Perhaps I would be better suited for a body wave...

Anyway, I need some information and I've scoured google but there doesn't seem to be much out there. If anyone has gotten a perm in the past can you please fill me in? I am Asian so my hair might curl differently....but I want to get this done right to avoid disaster. 

TIA! <3


----------



## gildedangel (Jul 13, 2009)

The best thing that I can say to do is to go consult your hairstylist about it. Tell them what you want and see what your options are. Perm curls do relax somewhat after a few days. You may be more suited for a body wave. HTH!


----------



## luvsic (Jul 13, 2009)

Thank you! I think I am going to wait a little longer for my hair to grow out, but thanks so much for the info! I was thinking of a body wave too.


----------



## yodagirl (Jul 13, 2009)

Please, PLEASE make sure that if you do decide to get a perm, that your not the first person to get one from your hair stylist LOL...My hair looked insane when she got done (and of course she waited until AFTER she was done to tell me I was the first perm she'd ever done)


----------



## clslvr6spd (Jul 13, 2009)

Quote:

   Originally Posted by *yodagirl* 

 
_Please, PLEASE make sure that if you do decide to get a perm, that your not the first person to get one from your hair stylist LOL...My hair looked insane when she got done (and of course she waited until AFTER she was done to tell me I was the first perm she'd ever done) 
	

	
	
		
		

		
		
	


	


_

 
I do have to agree and disagree! Perming is not that hard, really! 
All our perming kits have directions on the back.

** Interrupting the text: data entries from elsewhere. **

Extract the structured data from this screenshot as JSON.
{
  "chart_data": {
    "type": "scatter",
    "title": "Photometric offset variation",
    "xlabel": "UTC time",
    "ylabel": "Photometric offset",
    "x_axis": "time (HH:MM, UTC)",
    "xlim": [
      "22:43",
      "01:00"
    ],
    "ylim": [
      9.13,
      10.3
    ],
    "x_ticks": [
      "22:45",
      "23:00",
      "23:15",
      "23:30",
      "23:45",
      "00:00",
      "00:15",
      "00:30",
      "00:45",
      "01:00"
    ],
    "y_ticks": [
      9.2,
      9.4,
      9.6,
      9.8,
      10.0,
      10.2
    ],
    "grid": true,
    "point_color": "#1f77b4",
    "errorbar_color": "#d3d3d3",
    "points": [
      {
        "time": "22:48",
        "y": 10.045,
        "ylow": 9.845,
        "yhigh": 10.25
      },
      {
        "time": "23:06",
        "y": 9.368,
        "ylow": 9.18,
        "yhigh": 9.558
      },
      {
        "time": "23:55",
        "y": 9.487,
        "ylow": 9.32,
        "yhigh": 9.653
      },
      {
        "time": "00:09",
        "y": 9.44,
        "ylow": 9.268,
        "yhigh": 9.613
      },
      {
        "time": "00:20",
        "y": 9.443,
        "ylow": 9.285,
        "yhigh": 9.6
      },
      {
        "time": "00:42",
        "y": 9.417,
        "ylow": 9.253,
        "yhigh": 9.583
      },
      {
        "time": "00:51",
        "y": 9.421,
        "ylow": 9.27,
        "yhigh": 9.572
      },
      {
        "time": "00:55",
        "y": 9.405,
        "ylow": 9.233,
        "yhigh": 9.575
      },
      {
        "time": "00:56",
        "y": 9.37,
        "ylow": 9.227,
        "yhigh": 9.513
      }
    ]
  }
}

It depends on what type of perm that you have to know, so the 1st time you try and figure what perm works best for your clients hair!
I did my 1st perm when I started and I was SUPER nervous. But, it turned out fine. But, I did tell my client it was my 1st! 
	

	
	
		
		

		
		
	


	




But, I would consult you stylist! See what type would work best for you. I wouldn't go with small rods, obviously smaller the rod the tighter the curl.


----------



## xsnowwhite (Jul 13, 2009)

what about a permanant wave? that would be less of the tight ringlets and more looser waves.


----------



## cyan (Jul 14, 2009)

"Anyway, I need some information and I've scoured google but there doesn't seem to be much out there. If anyone has gotten a perm in the past can you please fill me in? I am Asian so my hair might curl differently....but I want to get this done right to avoid disaster."

Heyhey again 
	

	
	
		
		

		
		
	


	




I've gotten a few perms and so has my mom, but I don't know what kind of hair you have. My hair is thinner, so any perm I get dies out within a month or so and ends up looking like those pictures even though I get 2nd smallest curler. However, my mother's hair is THICK and will hold onto that perm for dear life.
You might want to just try doing a paper back curling method until you know if you really want a perm or not.


----------



## Willa (Jul 16, 2009)

First things first : check if you are allergic!

I had two perms when I was younger, no problems
But in the last years, 2 colorists removed stains from my face with perm stuff and I reacted BADLY, ended up in the ER the second time (long story short : she didnt listen to me when I told her I was allergic and she used it anyway).


----------



## ruthless (Jul 19, 2009)

You'd be better off diffusing and scrunching. Say no to perms


----------